殻は丸くみかんのような形、刺が多く栗のいがに似ている。口は殻の正中にあり、まま中を染めて器物にすることもある。肉は殻に滴ることなく甚だ微少で膏(あぶら)があり、海人が塩に和して酒盗の上品とする。
産地と品質:多くの島々でとれるが、越前・薩摩産が名品。大村・五島・平戸産を上品とする。薩摩・島津の紫黄色のものは和潤にして香気が特に優れる。越前産は粒立ち(穀粕)がよく艶も他に勝る。

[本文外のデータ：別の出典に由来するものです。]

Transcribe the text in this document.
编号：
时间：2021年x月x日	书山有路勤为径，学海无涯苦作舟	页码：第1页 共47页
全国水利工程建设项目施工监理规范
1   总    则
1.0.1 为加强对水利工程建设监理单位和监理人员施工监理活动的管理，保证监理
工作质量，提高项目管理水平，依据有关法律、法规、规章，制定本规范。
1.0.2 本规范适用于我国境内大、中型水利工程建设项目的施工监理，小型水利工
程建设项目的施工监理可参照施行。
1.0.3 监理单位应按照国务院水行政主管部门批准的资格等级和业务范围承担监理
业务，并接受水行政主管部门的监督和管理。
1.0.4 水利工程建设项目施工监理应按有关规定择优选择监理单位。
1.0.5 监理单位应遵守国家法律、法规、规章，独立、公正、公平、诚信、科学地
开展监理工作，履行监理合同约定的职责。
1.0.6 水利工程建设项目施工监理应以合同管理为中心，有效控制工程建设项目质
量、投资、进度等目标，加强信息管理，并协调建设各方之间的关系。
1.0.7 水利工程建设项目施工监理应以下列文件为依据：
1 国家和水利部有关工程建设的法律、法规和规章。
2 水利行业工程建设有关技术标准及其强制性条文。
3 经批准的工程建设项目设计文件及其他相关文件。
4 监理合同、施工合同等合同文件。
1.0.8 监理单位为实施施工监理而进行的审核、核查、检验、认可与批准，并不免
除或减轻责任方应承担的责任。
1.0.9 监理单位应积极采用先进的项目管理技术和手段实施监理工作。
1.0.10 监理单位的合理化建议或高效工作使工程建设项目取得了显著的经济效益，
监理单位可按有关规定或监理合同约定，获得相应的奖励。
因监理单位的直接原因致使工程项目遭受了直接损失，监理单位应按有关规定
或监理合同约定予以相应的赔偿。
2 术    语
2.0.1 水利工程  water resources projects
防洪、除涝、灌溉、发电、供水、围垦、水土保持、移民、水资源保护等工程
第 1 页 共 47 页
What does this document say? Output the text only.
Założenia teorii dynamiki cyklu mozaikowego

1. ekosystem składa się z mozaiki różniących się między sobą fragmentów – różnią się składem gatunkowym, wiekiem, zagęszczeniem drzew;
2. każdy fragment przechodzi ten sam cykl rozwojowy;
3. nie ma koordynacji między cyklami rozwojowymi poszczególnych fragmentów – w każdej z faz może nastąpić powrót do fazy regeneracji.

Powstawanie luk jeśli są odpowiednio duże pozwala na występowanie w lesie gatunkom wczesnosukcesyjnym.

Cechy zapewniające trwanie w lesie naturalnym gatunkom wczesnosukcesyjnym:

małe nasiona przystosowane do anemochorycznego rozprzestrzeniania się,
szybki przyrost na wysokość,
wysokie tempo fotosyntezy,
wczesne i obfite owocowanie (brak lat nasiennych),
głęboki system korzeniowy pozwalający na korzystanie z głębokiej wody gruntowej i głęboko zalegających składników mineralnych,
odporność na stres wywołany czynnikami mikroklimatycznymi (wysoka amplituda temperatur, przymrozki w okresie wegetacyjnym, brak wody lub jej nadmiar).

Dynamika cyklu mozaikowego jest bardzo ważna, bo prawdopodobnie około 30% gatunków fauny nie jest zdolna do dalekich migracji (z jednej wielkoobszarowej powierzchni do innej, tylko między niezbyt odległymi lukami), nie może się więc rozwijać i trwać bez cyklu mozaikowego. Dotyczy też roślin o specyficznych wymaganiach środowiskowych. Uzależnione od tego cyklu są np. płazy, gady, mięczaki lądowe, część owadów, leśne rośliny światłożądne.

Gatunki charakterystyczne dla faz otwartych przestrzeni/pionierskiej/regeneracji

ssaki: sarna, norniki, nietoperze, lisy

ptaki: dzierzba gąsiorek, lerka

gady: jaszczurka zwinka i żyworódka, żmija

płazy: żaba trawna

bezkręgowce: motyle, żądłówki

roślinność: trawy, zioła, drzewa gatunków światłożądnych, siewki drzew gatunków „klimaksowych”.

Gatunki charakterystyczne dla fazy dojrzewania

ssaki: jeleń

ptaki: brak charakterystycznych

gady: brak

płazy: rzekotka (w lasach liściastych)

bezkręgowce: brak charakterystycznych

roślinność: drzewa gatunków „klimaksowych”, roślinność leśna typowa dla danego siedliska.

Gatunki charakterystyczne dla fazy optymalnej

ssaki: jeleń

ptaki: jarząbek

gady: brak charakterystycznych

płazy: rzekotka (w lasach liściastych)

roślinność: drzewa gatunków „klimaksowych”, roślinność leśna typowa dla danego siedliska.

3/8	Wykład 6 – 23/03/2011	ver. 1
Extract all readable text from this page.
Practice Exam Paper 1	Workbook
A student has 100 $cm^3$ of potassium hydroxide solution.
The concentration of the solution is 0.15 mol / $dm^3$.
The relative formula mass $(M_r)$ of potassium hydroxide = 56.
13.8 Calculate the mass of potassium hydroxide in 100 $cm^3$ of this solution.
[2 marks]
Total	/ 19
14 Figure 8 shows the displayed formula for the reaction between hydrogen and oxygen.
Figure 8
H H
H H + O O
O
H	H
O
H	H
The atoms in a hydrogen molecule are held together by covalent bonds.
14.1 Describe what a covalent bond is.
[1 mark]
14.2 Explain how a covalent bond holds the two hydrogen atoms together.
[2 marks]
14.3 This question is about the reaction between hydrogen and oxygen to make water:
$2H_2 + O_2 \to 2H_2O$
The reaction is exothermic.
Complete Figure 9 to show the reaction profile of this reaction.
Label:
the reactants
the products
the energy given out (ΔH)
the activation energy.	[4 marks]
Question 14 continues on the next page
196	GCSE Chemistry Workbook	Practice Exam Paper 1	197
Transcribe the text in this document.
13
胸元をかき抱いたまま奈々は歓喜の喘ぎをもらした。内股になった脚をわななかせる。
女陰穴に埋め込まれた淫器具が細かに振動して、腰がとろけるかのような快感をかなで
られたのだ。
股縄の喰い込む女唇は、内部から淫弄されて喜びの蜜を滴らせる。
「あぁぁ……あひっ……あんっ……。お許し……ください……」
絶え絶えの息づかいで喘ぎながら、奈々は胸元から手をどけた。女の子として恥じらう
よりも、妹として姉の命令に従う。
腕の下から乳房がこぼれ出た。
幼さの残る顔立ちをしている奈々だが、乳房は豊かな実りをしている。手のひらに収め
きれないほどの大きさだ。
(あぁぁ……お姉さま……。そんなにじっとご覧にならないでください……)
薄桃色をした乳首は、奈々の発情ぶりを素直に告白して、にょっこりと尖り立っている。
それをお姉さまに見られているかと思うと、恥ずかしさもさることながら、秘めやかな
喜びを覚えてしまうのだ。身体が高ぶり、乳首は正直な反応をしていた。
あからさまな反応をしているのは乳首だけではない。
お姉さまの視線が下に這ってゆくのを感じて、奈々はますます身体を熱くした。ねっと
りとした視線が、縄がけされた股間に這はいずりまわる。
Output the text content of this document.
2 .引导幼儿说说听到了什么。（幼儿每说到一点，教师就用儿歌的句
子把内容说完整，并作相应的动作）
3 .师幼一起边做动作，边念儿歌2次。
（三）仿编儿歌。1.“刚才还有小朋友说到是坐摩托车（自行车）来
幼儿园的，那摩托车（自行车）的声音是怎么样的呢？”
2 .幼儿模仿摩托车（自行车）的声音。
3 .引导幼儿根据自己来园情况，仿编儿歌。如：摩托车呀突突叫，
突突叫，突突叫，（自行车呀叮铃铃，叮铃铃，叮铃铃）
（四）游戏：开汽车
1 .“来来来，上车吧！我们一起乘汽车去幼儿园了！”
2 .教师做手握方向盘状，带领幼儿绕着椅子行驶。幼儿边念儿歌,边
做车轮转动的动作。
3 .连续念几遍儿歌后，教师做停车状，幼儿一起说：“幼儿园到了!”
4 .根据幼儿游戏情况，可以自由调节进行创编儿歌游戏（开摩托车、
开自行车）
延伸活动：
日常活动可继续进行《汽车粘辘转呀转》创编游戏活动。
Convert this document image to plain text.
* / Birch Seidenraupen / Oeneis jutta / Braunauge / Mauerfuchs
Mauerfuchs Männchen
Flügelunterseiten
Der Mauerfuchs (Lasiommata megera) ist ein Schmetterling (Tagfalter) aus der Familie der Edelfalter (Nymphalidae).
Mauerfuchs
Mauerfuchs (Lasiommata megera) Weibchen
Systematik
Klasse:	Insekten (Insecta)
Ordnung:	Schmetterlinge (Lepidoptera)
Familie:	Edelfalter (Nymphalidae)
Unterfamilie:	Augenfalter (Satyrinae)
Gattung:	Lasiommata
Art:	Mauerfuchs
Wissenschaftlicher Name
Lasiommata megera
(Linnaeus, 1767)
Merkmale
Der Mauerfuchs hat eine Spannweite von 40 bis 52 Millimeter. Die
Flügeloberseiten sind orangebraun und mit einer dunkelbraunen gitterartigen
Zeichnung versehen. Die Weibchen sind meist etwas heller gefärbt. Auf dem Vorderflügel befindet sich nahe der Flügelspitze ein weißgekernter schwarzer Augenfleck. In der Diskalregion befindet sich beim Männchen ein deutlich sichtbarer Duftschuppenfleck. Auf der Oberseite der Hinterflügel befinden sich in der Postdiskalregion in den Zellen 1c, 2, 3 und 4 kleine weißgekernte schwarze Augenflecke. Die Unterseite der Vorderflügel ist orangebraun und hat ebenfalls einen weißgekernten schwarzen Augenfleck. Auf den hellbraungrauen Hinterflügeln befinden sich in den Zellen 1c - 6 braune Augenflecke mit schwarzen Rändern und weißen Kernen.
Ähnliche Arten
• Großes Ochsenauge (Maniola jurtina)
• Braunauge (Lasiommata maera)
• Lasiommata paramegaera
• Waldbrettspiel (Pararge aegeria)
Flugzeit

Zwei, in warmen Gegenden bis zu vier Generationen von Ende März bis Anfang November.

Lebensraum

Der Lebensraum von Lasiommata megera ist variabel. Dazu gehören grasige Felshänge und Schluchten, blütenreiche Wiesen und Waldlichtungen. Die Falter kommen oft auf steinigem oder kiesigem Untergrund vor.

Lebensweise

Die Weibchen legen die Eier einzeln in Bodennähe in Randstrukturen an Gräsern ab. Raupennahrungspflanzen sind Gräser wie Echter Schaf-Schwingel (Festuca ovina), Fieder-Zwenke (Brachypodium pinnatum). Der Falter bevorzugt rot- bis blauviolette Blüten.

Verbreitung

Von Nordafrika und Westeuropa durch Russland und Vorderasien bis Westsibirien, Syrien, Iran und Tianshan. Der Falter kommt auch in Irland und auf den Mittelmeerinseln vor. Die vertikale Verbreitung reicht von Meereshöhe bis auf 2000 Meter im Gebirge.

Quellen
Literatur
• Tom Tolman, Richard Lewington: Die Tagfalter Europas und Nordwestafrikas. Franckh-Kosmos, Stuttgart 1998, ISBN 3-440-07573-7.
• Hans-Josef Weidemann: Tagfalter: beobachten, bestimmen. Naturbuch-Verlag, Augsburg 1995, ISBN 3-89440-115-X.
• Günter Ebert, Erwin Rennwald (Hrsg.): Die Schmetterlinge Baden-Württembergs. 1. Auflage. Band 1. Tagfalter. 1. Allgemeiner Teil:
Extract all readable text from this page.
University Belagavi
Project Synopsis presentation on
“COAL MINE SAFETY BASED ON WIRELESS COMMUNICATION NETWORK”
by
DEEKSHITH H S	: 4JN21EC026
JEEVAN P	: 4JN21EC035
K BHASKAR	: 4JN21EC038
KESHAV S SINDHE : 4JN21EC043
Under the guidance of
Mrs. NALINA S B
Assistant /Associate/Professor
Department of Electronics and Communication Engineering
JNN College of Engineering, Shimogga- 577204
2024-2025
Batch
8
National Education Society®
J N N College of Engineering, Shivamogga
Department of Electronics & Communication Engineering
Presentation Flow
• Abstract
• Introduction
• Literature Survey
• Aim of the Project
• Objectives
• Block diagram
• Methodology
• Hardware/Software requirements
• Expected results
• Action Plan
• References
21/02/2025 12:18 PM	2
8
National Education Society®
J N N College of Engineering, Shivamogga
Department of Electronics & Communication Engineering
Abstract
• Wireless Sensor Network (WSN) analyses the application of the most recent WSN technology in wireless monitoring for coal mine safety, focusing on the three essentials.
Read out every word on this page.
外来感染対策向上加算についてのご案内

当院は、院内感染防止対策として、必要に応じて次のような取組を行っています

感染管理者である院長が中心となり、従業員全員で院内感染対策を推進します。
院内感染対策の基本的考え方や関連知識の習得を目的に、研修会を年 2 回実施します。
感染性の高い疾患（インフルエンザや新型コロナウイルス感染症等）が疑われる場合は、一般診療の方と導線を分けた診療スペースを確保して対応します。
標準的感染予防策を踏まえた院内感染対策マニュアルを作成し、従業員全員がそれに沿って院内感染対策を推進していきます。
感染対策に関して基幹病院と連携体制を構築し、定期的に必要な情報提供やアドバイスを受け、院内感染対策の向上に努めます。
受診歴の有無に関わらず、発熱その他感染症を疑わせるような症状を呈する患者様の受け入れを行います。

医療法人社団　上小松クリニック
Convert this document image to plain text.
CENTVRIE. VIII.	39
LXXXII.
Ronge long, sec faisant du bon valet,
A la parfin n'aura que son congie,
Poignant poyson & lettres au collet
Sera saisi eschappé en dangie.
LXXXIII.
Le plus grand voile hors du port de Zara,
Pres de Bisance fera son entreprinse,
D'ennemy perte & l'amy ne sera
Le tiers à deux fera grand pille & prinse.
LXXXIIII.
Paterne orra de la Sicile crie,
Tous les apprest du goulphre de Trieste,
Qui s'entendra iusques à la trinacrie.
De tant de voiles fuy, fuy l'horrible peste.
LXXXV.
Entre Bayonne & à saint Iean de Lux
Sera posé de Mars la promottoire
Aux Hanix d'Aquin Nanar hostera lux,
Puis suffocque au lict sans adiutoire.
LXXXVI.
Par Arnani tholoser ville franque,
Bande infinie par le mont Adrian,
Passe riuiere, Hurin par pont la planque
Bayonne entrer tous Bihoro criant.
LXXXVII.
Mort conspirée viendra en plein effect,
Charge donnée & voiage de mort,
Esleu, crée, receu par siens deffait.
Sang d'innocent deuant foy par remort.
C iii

また他の料理に調味すると「味噌に代わる格別の雅味あり」とあり、焼きうに・うに田楽なども記録されている。現代のウニ料理の原型がここに見られる。
漁法:海人が干潟に出て岩間にもとめ、即座に肉をとって殻を捨て、よく洗って桶に収め亭長(漁業組合長)に送る。亭長が塩に和して售(う)る。
栗のいがみたいな殻の刺を子供が玩具にしてたなんて、江戸時代の浜辺の光景が目に浮かぶワン!越前と薩摩で味や香りの個性が違うのも面白いワン。